Miracoli. Negandosi a un trasmissione tv, Beppe Grillo le ha conquistate tutte. E insieme ha conquistato le prime pagine di tutti i giornali ai quali, da mesi, nega qualunque intervista. Il suo parlare direttamente al popolo, in piazza, riverbera con massima risonanza. I media – spiazzati dall’ostinazione di quel silenzio che li taglia fuori – reagiscono con il loro antidoto per eccellenza, il dibattito.

Viene fuori che per alcuni “negarsi alla tv significa negarsi alla democrazia”. Come se tv e democrazia fossero sinonimi. Per altri diventa “il modo di sottrarsi alle domande”, di “negarsi al contraddittorio”, di praticare la comunicazione unidirezionale, quella che va dal leader alla massa, configurandosi come autoritaria.

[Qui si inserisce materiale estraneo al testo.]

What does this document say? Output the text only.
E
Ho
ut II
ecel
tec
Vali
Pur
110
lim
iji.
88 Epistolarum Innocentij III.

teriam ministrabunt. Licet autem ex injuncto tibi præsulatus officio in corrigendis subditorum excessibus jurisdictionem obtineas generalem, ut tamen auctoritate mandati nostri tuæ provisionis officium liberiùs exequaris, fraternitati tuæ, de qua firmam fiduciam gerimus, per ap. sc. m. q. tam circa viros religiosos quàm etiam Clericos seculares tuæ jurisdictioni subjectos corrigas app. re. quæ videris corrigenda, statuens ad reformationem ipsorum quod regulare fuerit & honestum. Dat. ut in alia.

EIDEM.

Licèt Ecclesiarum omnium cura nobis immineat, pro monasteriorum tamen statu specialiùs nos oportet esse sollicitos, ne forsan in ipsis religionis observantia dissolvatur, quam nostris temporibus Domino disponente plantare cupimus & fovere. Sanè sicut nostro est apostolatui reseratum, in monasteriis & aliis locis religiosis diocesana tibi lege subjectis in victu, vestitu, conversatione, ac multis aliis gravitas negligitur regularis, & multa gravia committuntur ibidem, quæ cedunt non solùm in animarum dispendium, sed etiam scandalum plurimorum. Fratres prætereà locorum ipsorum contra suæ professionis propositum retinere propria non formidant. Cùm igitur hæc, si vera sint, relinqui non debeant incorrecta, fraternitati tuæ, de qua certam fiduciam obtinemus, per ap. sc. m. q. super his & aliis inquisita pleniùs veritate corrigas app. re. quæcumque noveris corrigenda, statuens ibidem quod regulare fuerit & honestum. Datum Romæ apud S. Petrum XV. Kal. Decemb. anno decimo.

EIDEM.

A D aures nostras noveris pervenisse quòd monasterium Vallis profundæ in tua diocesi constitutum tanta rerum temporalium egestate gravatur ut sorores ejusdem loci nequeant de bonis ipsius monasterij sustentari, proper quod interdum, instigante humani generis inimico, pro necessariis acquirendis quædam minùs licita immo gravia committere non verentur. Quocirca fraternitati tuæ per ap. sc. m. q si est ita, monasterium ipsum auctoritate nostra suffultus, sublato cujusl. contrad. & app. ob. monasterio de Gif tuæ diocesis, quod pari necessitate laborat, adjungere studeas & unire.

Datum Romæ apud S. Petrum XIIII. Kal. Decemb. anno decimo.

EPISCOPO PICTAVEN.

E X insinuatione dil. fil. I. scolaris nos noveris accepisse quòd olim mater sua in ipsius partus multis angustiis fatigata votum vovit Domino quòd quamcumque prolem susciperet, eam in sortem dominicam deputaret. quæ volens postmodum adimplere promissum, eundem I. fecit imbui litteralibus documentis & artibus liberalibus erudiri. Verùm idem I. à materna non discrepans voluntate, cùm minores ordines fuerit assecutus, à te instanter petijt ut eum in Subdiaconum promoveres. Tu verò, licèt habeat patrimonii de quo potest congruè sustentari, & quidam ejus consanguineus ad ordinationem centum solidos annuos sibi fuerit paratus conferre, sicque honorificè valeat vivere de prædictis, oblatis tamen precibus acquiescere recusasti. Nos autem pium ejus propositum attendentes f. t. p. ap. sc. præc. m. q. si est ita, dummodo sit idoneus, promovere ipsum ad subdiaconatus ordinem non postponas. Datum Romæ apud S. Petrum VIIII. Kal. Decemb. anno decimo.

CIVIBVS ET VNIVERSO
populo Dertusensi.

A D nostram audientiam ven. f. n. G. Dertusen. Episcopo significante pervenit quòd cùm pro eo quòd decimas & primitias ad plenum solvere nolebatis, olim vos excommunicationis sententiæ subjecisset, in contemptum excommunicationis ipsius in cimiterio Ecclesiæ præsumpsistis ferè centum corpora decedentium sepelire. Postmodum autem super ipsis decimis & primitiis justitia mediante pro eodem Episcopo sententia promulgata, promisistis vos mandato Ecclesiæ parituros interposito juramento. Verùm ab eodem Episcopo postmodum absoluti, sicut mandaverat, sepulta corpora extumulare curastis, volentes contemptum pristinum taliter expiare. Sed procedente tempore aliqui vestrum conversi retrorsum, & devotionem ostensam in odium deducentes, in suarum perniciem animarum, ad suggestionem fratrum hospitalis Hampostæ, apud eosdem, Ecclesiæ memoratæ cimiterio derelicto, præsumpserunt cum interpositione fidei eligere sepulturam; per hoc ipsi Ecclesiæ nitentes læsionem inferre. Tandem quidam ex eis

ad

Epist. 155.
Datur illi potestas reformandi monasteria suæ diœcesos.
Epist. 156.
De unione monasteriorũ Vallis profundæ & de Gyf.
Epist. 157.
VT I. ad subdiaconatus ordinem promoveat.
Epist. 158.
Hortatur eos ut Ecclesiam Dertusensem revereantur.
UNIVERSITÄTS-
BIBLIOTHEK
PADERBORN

Ma la tv imbracciata dagli altri protagonisti della campagna elettorale non è altrettanto autoritaria? E rispondere alle domande con vent’anni di promesse, vent’anni di bugie, falsificando i fatti e ignorando i misfatti, non è altrettanto ipocrita? Dei leader che si ripresentano sappiamo quasi tutto: il loro parlare è un rumore che riempie, ma non sposta. Di Grillo sappiamo poco o nulla. In quel nulla sta la forza che lo farà vincere, subito prima di deluderci.